3) People editing pages occasionally need to put a little bit more thought/research into things, but mostly, the editor pool seems to have way too many people obsessed with popular culture (or specific works) in ways that negatively influence their editing judgment, to put it lightly. This is especially true when you see a page that is obviously edited primarily by *fans* - not critics, or impartial patrons of fiction, but *fans* (wrong angle from which to approach literary criticism, that's for sure). Also, people need to stop using tropes as in the post directly before mine here (although I assume that's parodical in that case). It's as if they're trying to hammer the sapir-whorf hypothesis directly into their brains, or invent newspeak. Tropes are useful terms but they don't have to be used eighty-six times per sentence, or treated as gospel.
Actually, I disagree with this. I think TvTropes should be written by fans, and try to stuff as many tropes into a page as possible.
I think you misunderstand where I'm coming from on this.

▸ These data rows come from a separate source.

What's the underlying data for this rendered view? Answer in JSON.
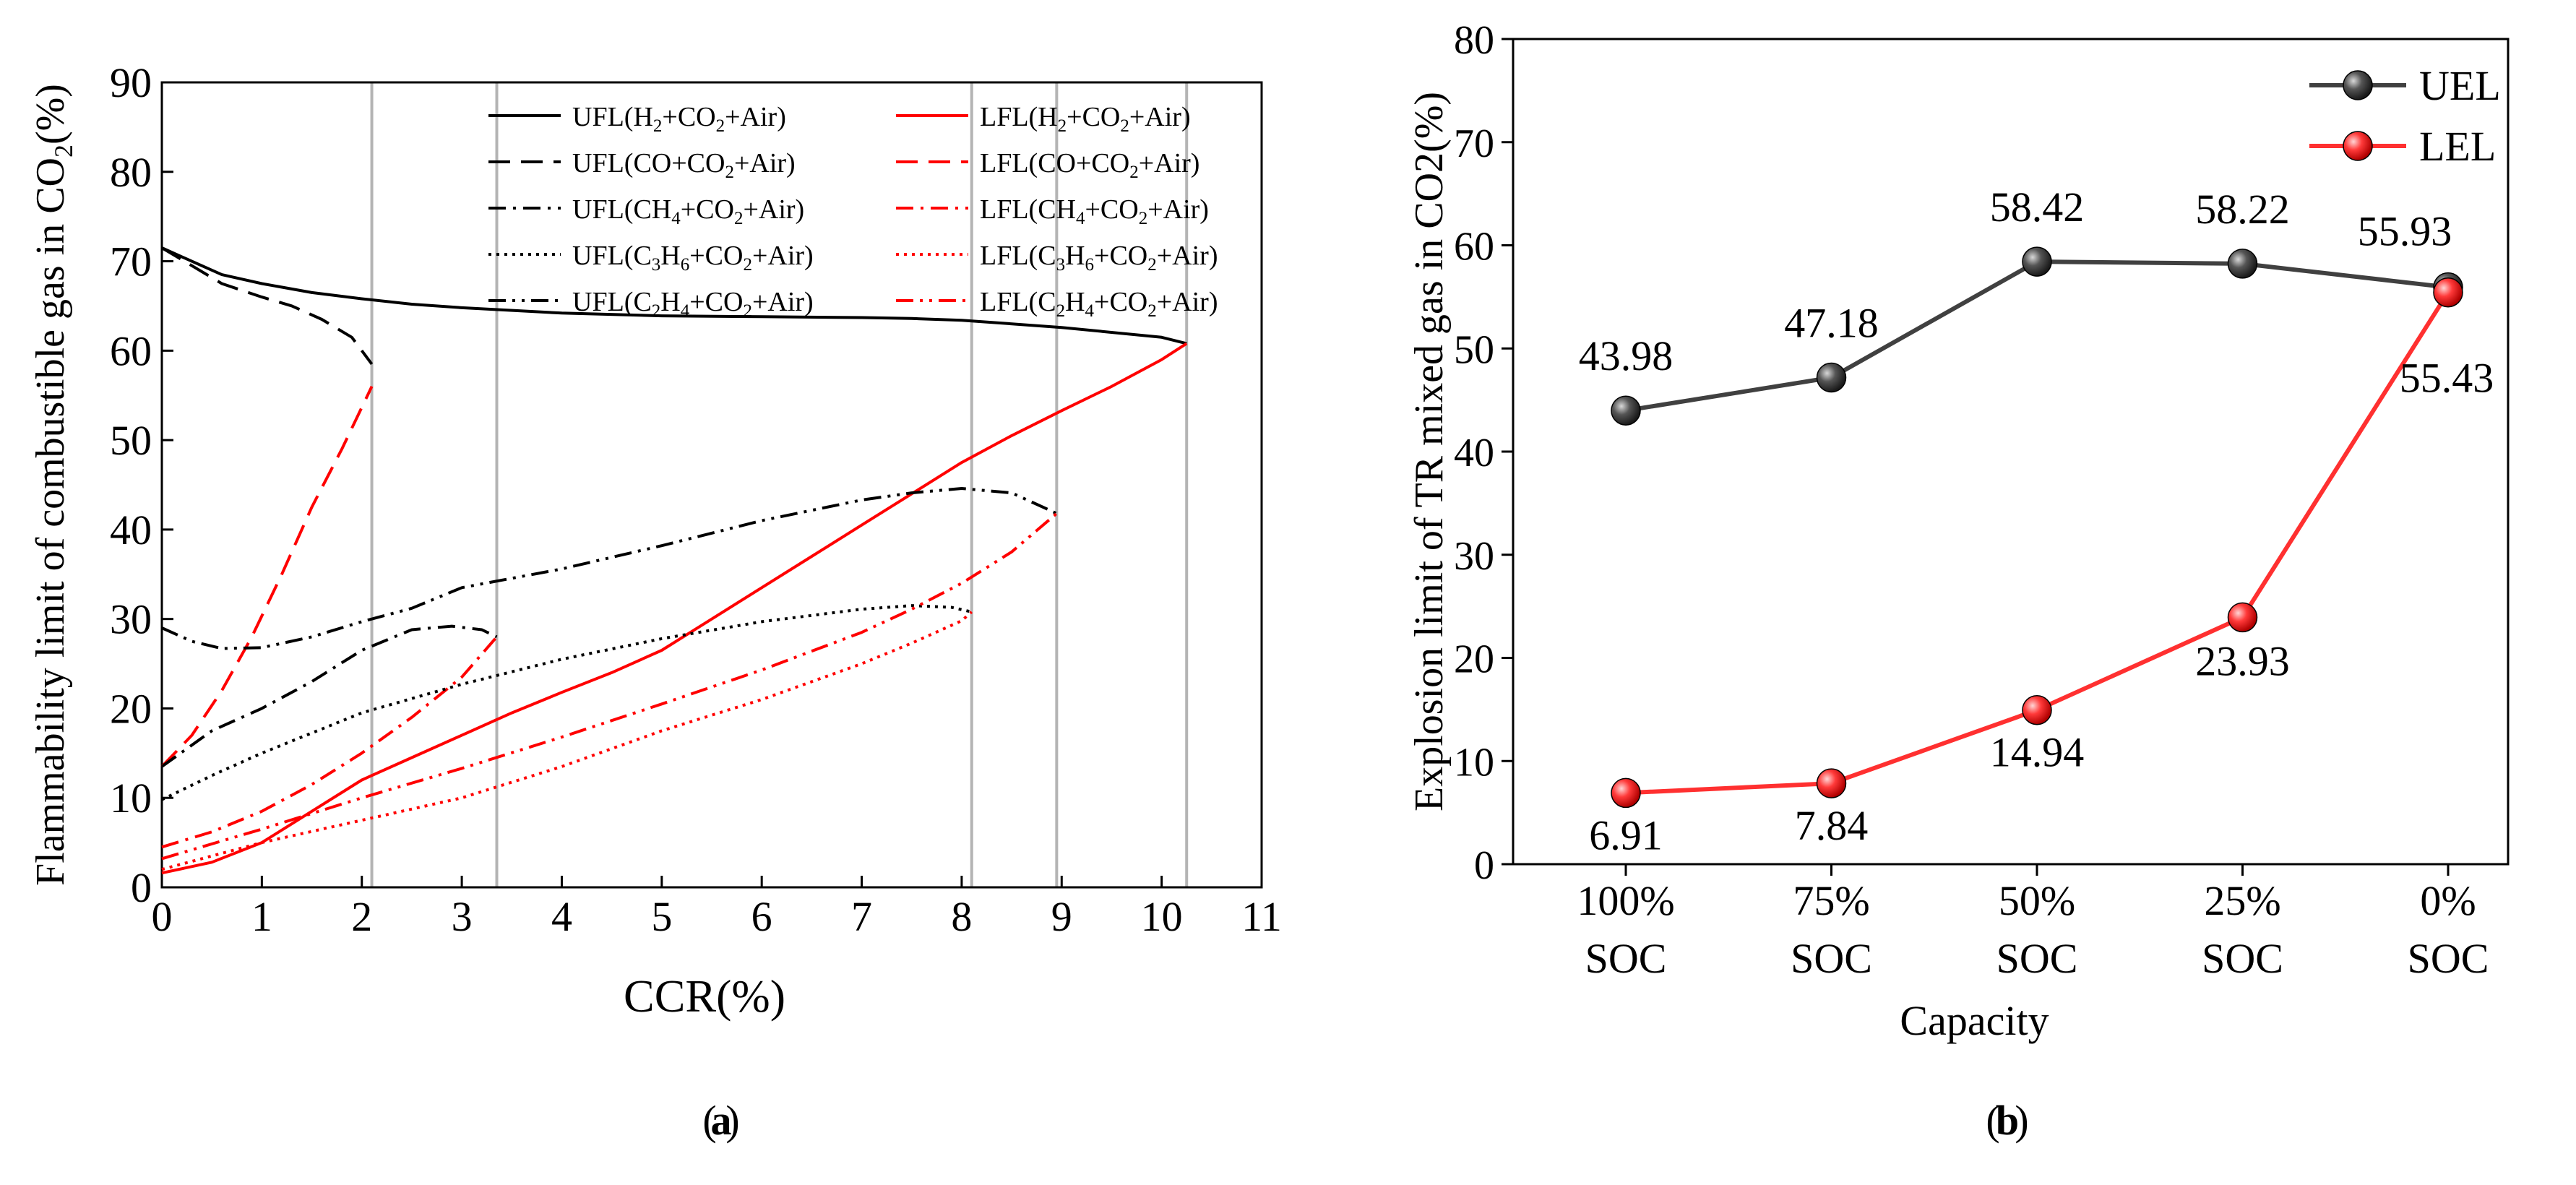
{
  "chart_data": [
    {
      "type": "line",
      "panel_label": "a",
      "xlabel": "CCR(%)",
      "ylabel": "Flammability limit of combustible gas in CO2(%)",
      "xlim": [
        0,
        11
      ],
      "ylim": [
        0,
        90
      ],
      "x_ticks": [
        0,
        1,
        2,
        3,
        4,
        5,
        6,
        7,
        8,
        9,
        10,
        11
      ],
      "y_ticks": [
        0,
        10,
        20,
        30,
        40,
        50,
        60,
        70,
        80,
        90
      ],
      "reference_lines_x": [
        2.1,
        3.35,
        8.1,
        8.95,
        10.25
      ],
      "legend_position": "top",
      "series": [
        {
          "name": "UFL(H2+CO2+Air)",
          "color": "#000000",
          "dash": "solid",
          "x": [
            0,
            0.3,
            0.6,
            1,
            1.5,
            2,
            2.5,
            3,
            4,
            5,
            6,
            7,
            7.5,
            8,
            9,
            10,
            10.25
          ],
          "y": [
            71.5,
            70,
            68.5,
            67.5,
            66.5,
            65.8,
            65.2,
            64.8,
            64.2,
            63.9,
            63.8,
            63.7,
            63.6,
            63.4,
            62.6,
            61.5,
            60.8
          ]
        },
        {
          "name": "LFL(H2+CO2+Air)",
          "color": "#ff0000",
          "dash": "solid",
          "x": [
            0,
            0.5,
            1,
            1.5,
            2,
            2.5,
            3,
            3.5,
            4,
            4.5,
            5,
            5.5,
            6,
            6.5,
            7,
            7.5,
            8,
            8.5,
            9,
            9.5,
            10,
            10.25
          ],
          "y": [
            1.6,
            2.8,
            5,
            8.5,
            12,
            14.5,
            17,
            19.5,
            21.8,
            24,
            26.5,
            30,
            33.5,
            37,
            40.5,
            44,
            47.5,
            50.5,
            53.3,
            56,
            59,
            60.8
          ]
        },
        {
          "name": "UFL(CO+CO2+Air)",
          "color": "#000000",
          "dash": "dashed",
          "x": [
            0,
            0.3,
            0.6,
            1,
            1.3,
            1.6,
            1.9,
            2.1
          ],
          "y": [
            71.5,
            69.5,
            67.5,
            66,
            65,
            63.5,
            61.5,
            58.5
          ]
        },
        {
          "name": "LFL(CO+CO2+Air)",
          "color": "#ff0000",
          "dash": "dashed",
          "x": [
            0,
            0.3,
            0.6,
            0.9,
            1.2,
            1.5,
            1.8,
            2.1
          ],
          "y": [
            13.5,
            17,
            22,
            28,
            35,
            42.5,
            49,
            56
          ]
        },
        {
          "name": "UFL(CH4+CO2+Air)",
          "color": "#000000",
          "dash": "dashdot",
          "x": [
            0,
            0.5,
            1,
            1.5,
            2,
            2.5,
            2.9,
            3.2,
            3.35
          ],
          "y": [
            13.5,
            17.5,
            20,
            23,
            26.5,
            28.8,
            29.2,
            28.8,
            28
          ]
        },
        {
          "name": "LFL(CH4+CO2+Air)",
          "color": "#ff0000",
          "dash": "dashdot",
          "x": [
            0,
            0.5,
            1,
            1.5,
            2,
            2.5,
            3,
            3.35
          ],
          "y": [
            4.5,
            6.2,
            8.5,
            11.5,
            15,
            19,
            23.5,
            28
          ]
        },
        {
          "name": "UFL(C3H6+CO2+Air)",
          "color": "#000000",
          "dash": "dotted",
          "x": [
            0,
            0.5,
            1,
            2,
            3,
            4,
            5,
            6,
            7,
            7.5,
            7.9,
            8.1
          ],
          "y": [
            9.8,
            12.5,
            15,
            19.5,
            22.7,
            25.5,
            27.8,
            29.7,
            31.1,
            31.5,
            31.3,
            30.8
          ]
        },
        {
          "name": "LFL(C3H6+CO2+Air)",
          "color": "#ff0000",
          "dash": "dotted",
          "x": [
            0,
            1,
            2,
            3,
            4,
            5,
            6,
            7,
            7.5,
            8,
            8.1
          ],
          "y": [
            2,
            5,
            7.5,
            10,
            13.5,
            17.5,
            21,
            25,
            27.3,
            29.8,
            30.8
          ]
        },
        {
          "name": "UFL(C2H4+CO2+Air)",
          "color": "#000000",
          "dash": "dashdotdot",
          "x": [
            0,
            0.3,
            0.6,
            1,
            1.5,
            2,
            2.5,
            3,
            4,
            5,
            6,
            7,
            7.5,
            8,
            8.5,
            8.95
          ],
          "y": [
            29,
            27.5,
            26.7,
            26.8,
            28,
            29.7,
            31.2,
            33.5,
            35.6,
            38.2,
            41,
            43.3,
            44.1,
            44.6,
            44.1,
            41.8
          ]
        },
        {
          "name": "LFL(C2H4+CO2+Air)",
          "color": "#ff0000",
          "dash": "dashdotdot",
          "x": [
            0,
            1,
            2,
            3,
            4,
            5,
            6,
            7,
            7.5,
            8,
            8.5,
            8.95
          ],
          "y": [
            3.2,
            6.5,
            10,
            13.3,
            16.8,
            20.5,
            24.3,
            28.5,
            31.1,
            34,
            37.5,
            41.8
          ]
        }
      ]
    },
    {
      "type": "line",
      "panel_label": "b",
      "xlabel": "Capacity",
      "ylabel": "Explosion limit of TR mixed gas in CO2(%)",
      "ylim": [
        0,
        80
      ],
      "y_ticks": [
        0,
        10,
        20,
        30,
        40,
        50,
        60,
        70,
        80
      ],
      "categories": [
        [
          "100%",
          "SOC"
        ],
        [
          "75%",
          "SOC"
        ],
        [
          "50%",
          "SOC"
        ],
        [
          "25%",
          "SOC"
        ],
        [
          "0%",
          "SOC"
        ]
      ],
      "legend_position": "top-right",
      "series": [
        {
          "name": "UEL",
          "color": "#404040",
          "values": [
            43.98,
            47.18,
            58.42,
            58.22,
            55.93
          ],
          "labels": [
            "43.98",
            "47.18",
            "58.42",
            "58.22",
            "55.93"
          ]
        },
        {
          "name": "LEL",
          "color": "#ff3030",
          "values": [
            6.91,
            7.84,
            14.94,
            23.93,
            55.43
          ],
          "labels": [
            "6.91",
            "7.84",
            "14.94",
            "23.93",
            "55.43"
          ]
        }
      ]
    }
  ]
}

I'm not saying it shouldn't be written by fans. I'm saying it shouldn't necessarily be written from the
perspective of a fan. Even a fan can be at least a
little rational and objective, I would hope. Also, you're making an assertion without backing it up here: Why should a page for something be written only by its fans and not its critics? That's not exactly how good articles get written.
Also, regarding use of tropes in sentences, I mean that some editors seem to try to pigeonhole everything in existence into the form of popular tropes from tvtropes, as if they're part of some grand unified cosmology; they aren't. Tropes are tools for explaining things. Using them is great, but there's use and then there's slinging them around as if they apply to everything in the universe as-written without qualification or other description. That kind of speech actually limits good thought and understanding.
So yeah, the problem isn't "lots of links", just the way they tend to be used sometimes, especially in the more fan-oriented sections (like Troper Tales, which we obviously need, because the world isn't complete without anime fans talking about how they "took a level in badass" by freaking out at someone in gym class, while pretending to write in the third person by find-and-replacing "I" with "This troper" in Windows Notepad).
Huh. Personally, the anime sections are my favorite. My least favorite is live-action television.
The lucky thing about sections is that you don't have to look at them all, though. I do happen to think anime (as well as certain authors like Joss Whedon) tend to get a little overrepresented or glorified, as that's the nature of the fanbase, but I generally like the way the sections are set up and auto-hid.